The Supreme Court has endorsed the unitary executive theory in Trump v. Slaughter, dramatically expanding presidential authority over the federal government. This ruling strips away decades of constraints on executive power and shifts the balance of governmental authority decisively toward the White House.

The unitary executive theory holds that the president possesses near-total control over all executive branch agencies and their officials. Under this framework, Congress cannot create independent agencies or officers who operate beyond direct presidential command. The Court's decision validates this interpretation and removes statutory protections that previously insulated certain officials from presidential removal.

This ruling dismantles structural safeguards built into administrative law since the New Deal. Presidents can now dismiss inspectors general, directors of independent agencies, and other officials without cause.
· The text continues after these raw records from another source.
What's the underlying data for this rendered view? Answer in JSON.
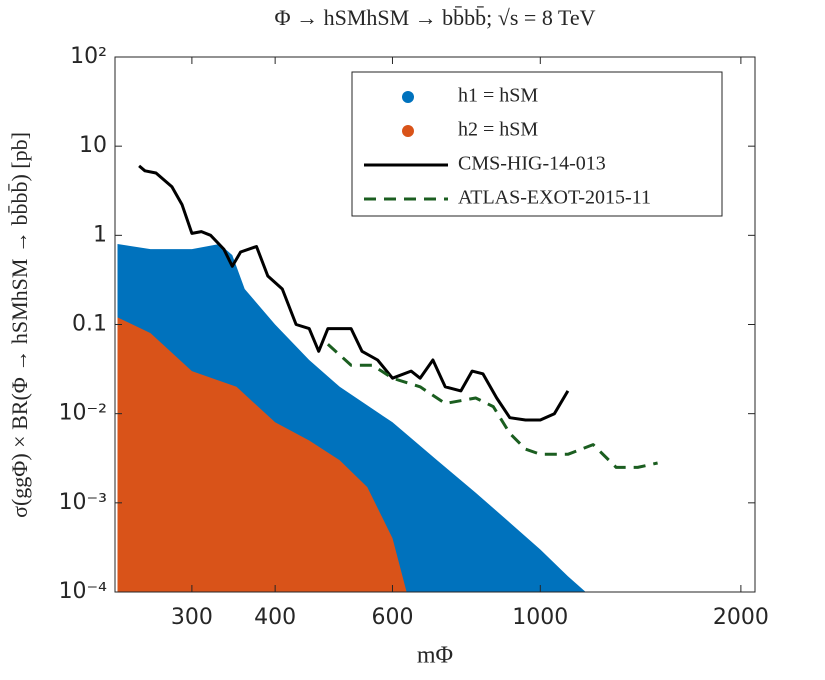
{
  "chart_data": {
    "type": "scatter",
    "title": "Φ → hSMhSM → bb̄bb̄; √s = 8 TeV",
    "x_label": "mΦ",
    "y_label": "σ(ggΦ) × BR(Φ → hSMhSM → bb̄bb̄) [pb]",
    "xscale": "log",
    "yscale": "log",
    "xlim": [
      230,
      2100
    ],
    "ylim": [
      0.0001,
      100
    ],
    "xticks": [
      300,
      400,
      600,
      1000,
      2000
    ],
    "yticks": [
      {
        "value": 100,
        "label": "10²"
      },
      10,
      1,
      0.1,
      {
        "value": 0.01,
        "label": "10⁻²"
      },
      {
        "value": 0.001,
        "label": "10⁻³"
      },
      {
        "value": 0.0001,
        "label": "10⁻⁴"
      }
    ],
    "legend": "top-right",
    "series": [
      {
        "name": "h1 = hSM",
        "type": "scatter",
        "color": "#0072bd",
        "x": [
          232,
          260,
          300,
          330,
          345,
          360,
          400,
          450,
          500,
          600,
          700,
          800,
          900,
          1000,
          1100,
          1170
        ],
        "values": [
          0.8,
          0.7,
          0.7,
          0.8,
          0.6,
          0.25,
          0.1,
          0.04,
          0.02,
          0.008,
          0.003,
          0.0013,
          0.0006,
          0.0003,
          0.00015,
          0.0001
        ]
      },
      {
        "name": "h2 = hSM",
        "type": "scatter",
        "color": "#d95319",
        "x": [
          232,
          260,
          300,
          350,
          400,
          450,
          500,
          550,
          600,
          630
        ],
        "values": [
          0.12,
          0.08,
          0.03,
          0.02,
          0.008,
          0.005,
          0.003,
          0.0015,
          0.0004,
          0.0001
        ]
      },
      {
        "name": "CMS-HIG-14-013",
        "type": "line",
        "color": "#000000",
        "dash": false,
        "x": [
          250,
          255,
          265,
          280,
          290,
          300,
          310,
          320,
          335,
          345,
          355,
          375,
          390,
          410,
          430,
          450,
          465,
          480,
          520,
          540,
          570,
          600,
          640,
          660,
          690,
          720,
          760,
          790,
          820,
          860,
          900,
          950,
          1000,
          1050,
          1100
        ],
        "values": [
          6,
          5.3,
          5,
          3.5,
          2.2,
          1.05,
          1.1,
          1.0,
          0.7,
          0.45,
          0.65,
          0.75,
          0.35,
          0.25,
          0.1,
          0.09,
          0.05,
          0.09,
          0.09,
          0.05,
          0.04,
          0.025,
          0.03,
          0.025,
          0.04,
          0.02,
          0.018,
          0.03,
          0.028,
          0.015,
          0.009,
          0.0085,
          0.0085,
          0.01,
          0.018
        ]
      },
      {
        "name": "ATLAS-EXOT-2015-11",
        "type": "line",
        "color": "#1b5e20",
        "dash": true,
        "x": [
          480,
          520,
          560,
          600,
          660,
          720,
          800,
          850,
          900,
          950,
          1000,
          1100,
          1200,
          1300,
          1400,
          1500
        ],
        "values": [
          0.06,
          0.035,
          0.035,
          0.025,
          0.02,
          0.013,
          0.015,
          0.012,
          0.006,
          0.004,
          0.0035,
          0.0035,
          0.0045,
          0.0025,
          0.0025,
          0.0028
        ]
      }
    ]
  }
}
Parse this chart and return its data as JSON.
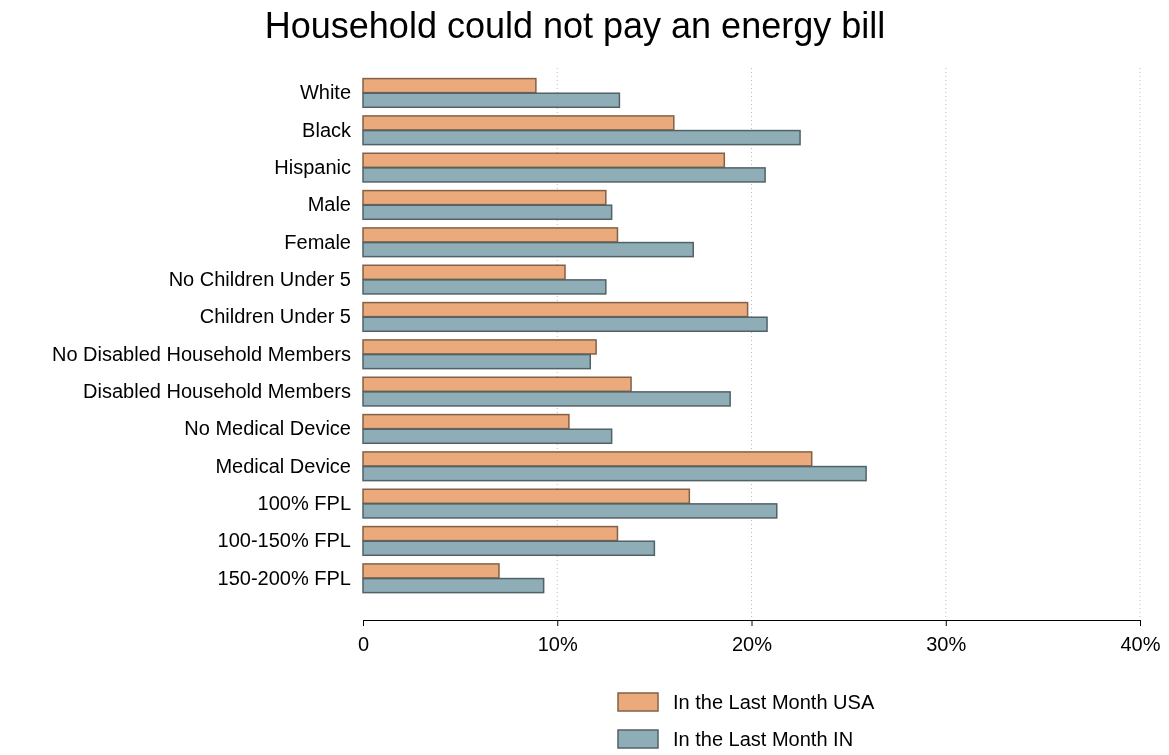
{
  "chart_data": {
    "type": "bar",
    "orientation": "horizontal",
    "title": "Household could not pay an energy bill",
    "categories": [
      "White",
      "Black",
      "Hispanic",
      "Male",
      "Female",
      "No Children Under 5",
      "Children Under 5",
      "No Disabled Household Members",
      "Disabled Household Members",
      "No Medical Device",
      "Medical Device",
      "100% FPL",
      "100-150% FPL",
      "150-200% FPL"
    ],
    "series": [
      {
        "name": "In the Last Month USA",
        "color": "#eaaa7c",
        "values": [
          8.9,
          16.0,
          18.6,
          12.5,
          13.1,
          10.4,
          19.8,
          12.0,
          13.8,
          10.6,
          23.1,
          16.8,
          13.1,
          7.0
        ]
      },
      {
        "name": "In the Last Month IN",
        "color": "#8fadb6",
        "values": [
          13.2,
          22.5,
          20.7,
          12.8,
          17.0,
          12.5,
          20.8,
          11.7,
          18.9,
          12.8,
          25.9,
          21.3,
          15.0,
          9.3
        ]
      }
    ],
    "xlim": [
      0,
      40
    ],
    "xticks": [
      0,
      {
        "value": 10,
        "label": "10%"
      },
      {
        "value": 20,
        "label": "20%"
      },
      {
        "value": 30,
        "label": "30%"
      },
      {
        "value": 40,
        "label": "40%"
      }
    ],
    "grid": "x",
    "legend": "bottom"
  }
}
They gain sweeping authority to redirect agency policy, override career officials, and reshape regulatory enforcement across the government.

The practical implications span immigration, environmental protection, labor standards, and healthcare. A president hostile to environmental regulation can replace EPA leadership instantly. A president seeking to reshape labor policy can remove NLRB members without legislative approval. These officials no longer answer primarily to Congress or statutory mandates. They answer to the president.

Critics argue the ruling concentrates dangerous power in the executive branch and undermines constitutional separation of powers. Congress designed independent agencies specifically to prevent political whiplash and protect technical expertise from partisan cycles. The decision eviscerates that framework.

Conservative justices framed the ruling as restoring proper constitutional structure. They contend the president's removal power flows naturally from Article II's vesting of executive authority. Lower court decisions that restricted presidential removal power violated constitutional text, they argued.

The decision will reshape governance across administrations. Future presidents, regardless of party, inherit vastly expanded unilateral authority. Democratic presidents gain the same removal powers as Republican ones. This symmetry offers little comfort to those who fear concentrated executive power poses dangers to democratic governance and individual rights.